Re: So we're all becoming chatbot-herds?
It's not unreasonable at all for a competent programmer to put that together in an afternoon.
What's described in the article sounds like something a reasonable noob could put together quickly.
We don't know that the OP actually ran anything through the VT sandboxes or just a simple scan, which as the article points out is mostly for known signatures; as VT uses several OTS scanners, some do have heuristics but that doesn't mean it's going to catch anything like this.
If it ran in full sandbox mode, VT reports everything.
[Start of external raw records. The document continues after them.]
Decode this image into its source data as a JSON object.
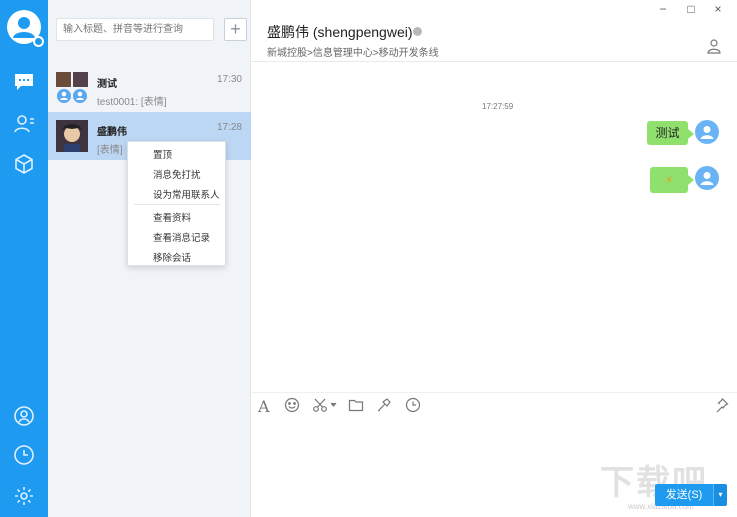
{
  "search": {
    "placeholder": "输入标题、拼音等进行查询"
  },
  "add_label": "+",
  "conversations": [
    {
      "name": "测试",
      "time": "17:30",
      "preview": "test0001: [表情]"
    },
    {
      "name": "盛鹏伟",
      "time": "17:28",
      "preview": "[表情]"
    }
  ],
  "context_menu": {
    "items": [
      "置顶",
      "消息免打扰",
      "设为常用联系人",
      "查看资料",
      "查看消息记录",
      "移除会话"
    ]
  },
  "chat": {
    "title": "盛鹏伟 (shengpengwei)",
    "breadcrumb": "新城控股>信息管理中心>移动开发条线",
    "timestamp": "17:27:59",
    "messages": [
      {
        "text": "测试"
      },
      {
        "text": "⚡"
      }
    ]
  },
  "window_controls": [
    "−",
    "□",
    "×"
  ],
  "composer": {
    "send_label": "发送(S)",
    "send_dropdown": "▾"
  },
  "watermark": {
    "main": "下载吧",
    "sub": "www.xiazaiba.com"
  },
  "colors": {
    "accent": "#1e9bf0",
    "bubble": "#90e06e",
    "selected_row": "#bcd7f4"
  },
  "icons": {
    "rail": [
      "chat-icon",
      "contacts-icon",
      "apps-cube-icon",
      "meeting-icon",
      "history-clock-icon",
      "settings-gear-icon"
    ],
    "toolbar": [
      "font-icon",
      "emoji-icon",
      "screenshot-scissors-icon",
      "folder-icon",
      "shake-icon",
      "history-clock-icon",
      "pin-icon"
    ]
  }
}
Nothing else runs in the sandbox, so outgoing connection to Google Drive is essentially a positive result, letalone it showing that some files would be modified - although there's not going to be random PNGs on the sandbox anyway. That's what the sandbox is for, if you upload a program and it modifies files or makes connections that aren't expected, that's a positive. Sandbox may mark some suspicious behaviors but it's not just a pass/fail kind of thing, you get a report of what the executable code did while running.
With good documentation or even a generated API reference if someone's familiar with a language, a new library isn't necessarily hard to use. Yes bad docs can suck but maybe that's your first hint the library is shite to begin with? Why spend time cursing at someone's bad docs instead of finding an alternative or rolling your own? How many truly well written/popular libraries are out there with terrible docs AND not having a ton of examples, tutorials and SO posts regarding it? If the docs are so bad you're cursing and there's not a litany of info elsewhere about it then you're probably wasting your time in the first place.
Plus, the mentioned library doesn't sound complicated anyway, you act like it's going to have hundreds of methods.. And even if there's lots I'm sure there's some simplified ones for basic uses, which this sounds like the most straightforward use case for how the library is described, it's probably like (js-style-pseudocode)
let steno = new stenoLib();
fs.writeFile('path_to_targer_file',Steno.hideFile(await fs.readFile('path_to_secret_file'), await fs.readFile('path_to_target_file')));
And that's assuming you have to handle the file operations yourself and the library doesn't do it for you or then it could just be..
Steno.hide('secret_content', 'path_to_target')
No mention of getting around Windows Defender or Mac Gatekeeper etc.. Sure, delaying exfiltrating was mentioned but what about running unsigned code, code with MFTW? Article says assumes that fun stuff is already done, that would be the impressive part, if anything.
TBH this article is unworthy of the Reg, I'm glad the article points out the stupidity somewhat but this whole thing feels like a crapshoot for attention when everyone's thinking of AI, I mean the author admitted to not being experienced but is making claims that it would take 5 to 10 experienced devs weeks? Even if someone couldn't pull it off in an afternoon, that id absolutely ridiculous.
The hard part is again getting the code on the target and getting it running in the first place. Once you have code running with appropriate permissions on almost any OS, it's going to be able to do pretty much anything unimpeded, have you even tried to run any code bot signed by Apple on a Mac in recent years? You have to basicallygo into recovery mode and turn the security down, most people aren't going to be doing that. Not impressive at all, IMO. Writing a program to search for PNGs and using an existing library to hide stuff? Splitting up files into chunks? Yeah, that's all 101 stuff.
You can't just do this and say ignore all the hard parts and assume it's already running with the same permissions as say Photoshop would and then act surprised that it evaded detection when modifying PNGs or talking to Google Cloud/Drive.